Our black smoke seemed an affront to the desert. We ought not to be bringing smoke into a place like this. I leant out. Presently, the flame-like shimmer that would turn into Mushahida station was ignited on the horizon. It was a bigger shimmer than before, since the population had swelled: same number of Arabs but more Tommies. On our previous run I hadn’t needed the regulator rag until after Mushahida, but we were now in June, the hottest month in Mesopotamia, as I had learnt from someone or other. I drank down half a bottle of tonic water, pitched the bottle into the desert. It annoyed me that it did not smash; I turned back to look at it as we raced away, thinking it might smash later. I took out my Woodbines. My colleague didn’t smoke, and once I’d lit my own, I couldn’t face it, so I pitched that away as well. Then I recommenced shivering. As I peered forward through the spectacle glass, it was important for me not to see the swoop and rise of the telegraph wires, for they made me sick, just as though I’d been swooping and rising.

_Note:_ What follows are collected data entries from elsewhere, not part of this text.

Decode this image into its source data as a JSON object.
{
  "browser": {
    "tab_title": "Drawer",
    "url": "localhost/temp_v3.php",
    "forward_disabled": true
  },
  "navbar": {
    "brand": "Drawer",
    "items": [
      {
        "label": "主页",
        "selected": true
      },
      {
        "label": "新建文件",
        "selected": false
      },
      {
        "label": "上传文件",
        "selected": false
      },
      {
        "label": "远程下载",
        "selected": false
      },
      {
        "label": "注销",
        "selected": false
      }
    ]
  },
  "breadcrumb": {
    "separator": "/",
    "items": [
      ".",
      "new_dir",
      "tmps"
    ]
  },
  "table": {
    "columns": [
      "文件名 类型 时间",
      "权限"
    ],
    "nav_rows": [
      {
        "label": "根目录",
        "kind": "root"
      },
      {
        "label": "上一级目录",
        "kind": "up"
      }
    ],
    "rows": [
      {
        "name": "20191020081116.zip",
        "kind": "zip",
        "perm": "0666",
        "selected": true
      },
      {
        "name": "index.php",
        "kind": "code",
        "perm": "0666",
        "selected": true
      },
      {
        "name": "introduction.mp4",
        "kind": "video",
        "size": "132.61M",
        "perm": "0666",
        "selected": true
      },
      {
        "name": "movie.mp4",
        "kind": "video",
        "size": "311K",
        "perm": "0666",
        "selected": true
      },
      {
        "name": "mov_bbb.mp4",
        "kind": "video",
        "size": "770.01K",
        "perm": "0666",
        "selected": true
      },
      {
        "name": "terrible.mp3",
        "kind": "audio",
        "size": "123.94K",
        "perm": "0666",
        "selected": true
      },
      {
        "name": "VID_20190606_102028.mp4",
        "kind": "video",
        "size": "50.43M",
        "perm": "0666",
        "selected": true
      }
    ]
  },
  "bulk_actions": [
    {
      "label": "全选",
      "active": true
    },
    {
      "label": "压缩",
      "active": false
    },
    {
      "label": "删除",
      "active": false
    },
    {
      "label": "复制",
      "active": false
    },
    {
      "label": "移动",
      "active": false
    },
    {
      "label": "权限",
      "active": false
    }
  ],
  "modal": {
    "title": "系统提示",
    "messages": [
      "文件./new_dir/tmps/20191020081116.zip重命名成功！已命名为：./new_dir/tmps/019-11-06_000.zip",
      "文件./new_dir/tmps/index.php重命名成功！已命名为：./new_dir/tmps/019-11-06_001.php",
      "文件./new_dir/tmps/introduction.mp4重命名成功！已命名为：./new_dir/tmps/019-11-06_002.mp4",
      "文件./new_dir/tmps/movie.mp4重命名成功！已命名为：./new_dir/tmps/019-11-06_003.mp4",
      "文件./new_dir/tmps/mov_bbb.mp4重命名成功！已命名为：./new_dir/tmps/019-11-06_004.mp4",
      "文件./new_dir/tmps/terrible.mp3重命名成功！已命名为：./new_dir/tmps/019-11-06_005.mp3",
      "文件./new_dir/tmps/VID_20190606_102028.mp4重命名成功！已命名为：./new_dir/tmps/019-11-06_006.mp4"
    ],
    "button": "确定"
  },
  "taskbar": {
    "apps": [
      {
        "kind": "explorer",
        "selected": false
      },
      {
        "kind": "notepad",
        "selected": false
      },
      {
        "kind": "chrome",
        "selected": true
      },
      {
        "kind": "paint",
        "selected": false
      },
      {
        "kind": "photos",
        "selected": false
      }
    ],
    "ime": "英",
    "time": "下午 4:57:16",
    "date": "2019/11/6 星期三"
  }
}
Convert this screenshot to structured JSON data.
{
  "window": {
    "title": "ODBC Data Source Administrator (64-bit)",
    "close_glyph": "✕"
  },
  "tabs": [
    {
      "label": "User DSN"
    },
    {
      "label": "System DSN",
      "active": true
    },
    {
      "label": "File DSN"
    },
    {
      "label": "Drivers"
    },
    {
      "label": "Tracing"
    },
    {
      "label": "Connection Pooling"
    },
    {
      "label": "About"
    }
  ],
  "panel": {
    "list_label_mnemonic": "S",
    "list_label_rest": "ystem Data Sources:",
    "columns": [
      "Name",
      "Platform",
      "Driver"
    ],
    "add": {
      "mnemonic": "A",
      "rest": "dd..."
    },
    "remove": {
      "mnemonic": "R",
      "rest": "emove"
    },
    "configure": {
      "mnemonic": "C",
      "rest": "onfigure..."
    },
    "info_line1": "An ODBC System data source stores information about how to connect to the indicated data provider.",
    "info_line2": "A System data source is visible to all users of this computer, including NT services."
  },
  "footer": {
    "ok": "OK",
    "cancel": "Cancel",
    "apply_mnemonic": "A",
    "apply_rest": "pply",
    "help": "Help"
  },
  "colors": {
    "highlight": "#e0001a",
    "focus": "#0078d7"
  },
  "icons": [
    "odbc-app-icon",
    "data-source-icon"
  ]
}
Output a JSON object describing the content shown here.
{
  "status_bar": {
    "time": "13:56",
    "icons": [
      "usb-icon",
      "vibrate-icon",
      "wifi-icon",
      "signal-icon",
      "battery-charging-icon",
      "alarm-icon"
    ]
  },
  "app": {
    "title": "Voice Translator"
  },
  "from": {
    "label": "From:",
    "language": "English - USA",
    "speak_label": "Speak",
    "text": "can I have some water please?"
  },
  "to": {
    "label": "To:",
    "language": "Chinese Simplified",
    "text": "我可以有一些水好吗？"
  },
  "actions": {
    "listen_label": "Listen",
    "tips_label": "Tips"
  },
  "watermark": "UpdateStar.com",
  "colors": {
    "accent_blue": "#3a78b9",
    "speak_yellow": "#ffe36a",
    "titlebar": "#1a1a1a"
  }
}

My fireman said, ‘Are you quite sure you’re all right?’ and this time he answered his own question, saying, ‘I don’t think you’re in any fit condition to drive.’
So he sat me down on the sandbox, and applied the brakes, bringing the engine to a perfect stop, right in the middle of nowhere. He held my arm as I climbed down, just as though I’d been about a hundred years old. Some of our party had climbed out of the carriage. Others leant out of the windows. They wanted to know why we’d stopped. My fireman provided the explanation.
In the carriage were a series of couches and armchairs. The armchairs at one end (where Ferry sat alone) were arranged in regular train-carriage formation, but at the other end of the carriage, the seats were jumbled anyhow. I was told to lie down on a dusty couch. A pillow was made of a groundsheet. Shepherd sat before me. He was reaching into his pack. He passed me a bottle of water and a biggish tablet.
‘Take this,’ he said. ‘Just bite it once before swallowing.’
I did so, and he gave a half smile.
‘It’s bitter,’ he said.
It was so bitter that I couldn’t untwist my face after swallowing.
‘Quinine,’ said Shepherd. ‘Only a precaution.’
Quinine meant I had malaria. Of the dozens of mosquitoes that must have bitten me since my arrival, I had a fixed idea of the culprit: the one that had done me on the wrist while I was sitting before the campfire on the previous run. I indicated the mark to Shepherd, and we exchanged weak smiles. There were faces all around him. Bob Ferry looked on, calmly smoking. I thought: you should put that fucking thing out in the presence of an invalid. Major Findlay was saying, ‘Quinine . . . that’s the ticket.’ Wallace King’s assistant frowned alongside Findlay, with arms folded. He seemed on the point of speech when his master called to him from the opposite end of the carriage, saying, ‘We might as well take advantage of this delay.’ He already had the camera pointed through the window. He said, ‘I thought I saw something on the horizon just now. If they turn out to be Bedouins, we might try and get them to wave or something.’
I slept. But I was somehow aware that Shepherd had gone forward to fire The Elephant while the Royal Engineer who’d been my mate was promoted to driver. I heard Major Findlay saying to one of the Royal Engineers, ‘Care for a barley sugar?’ I couldn’t make out the reply. Findlay said, ‘I like to see the telegraph poles. They’re reassuring, somehow. But we don’t have any signals, do we?’ Again, I couldn’t hear the answer. A little while later, I heard a sigh from Major Findlay. Was that the sigh of a killer? It was the sigh of a man in love, at any rate.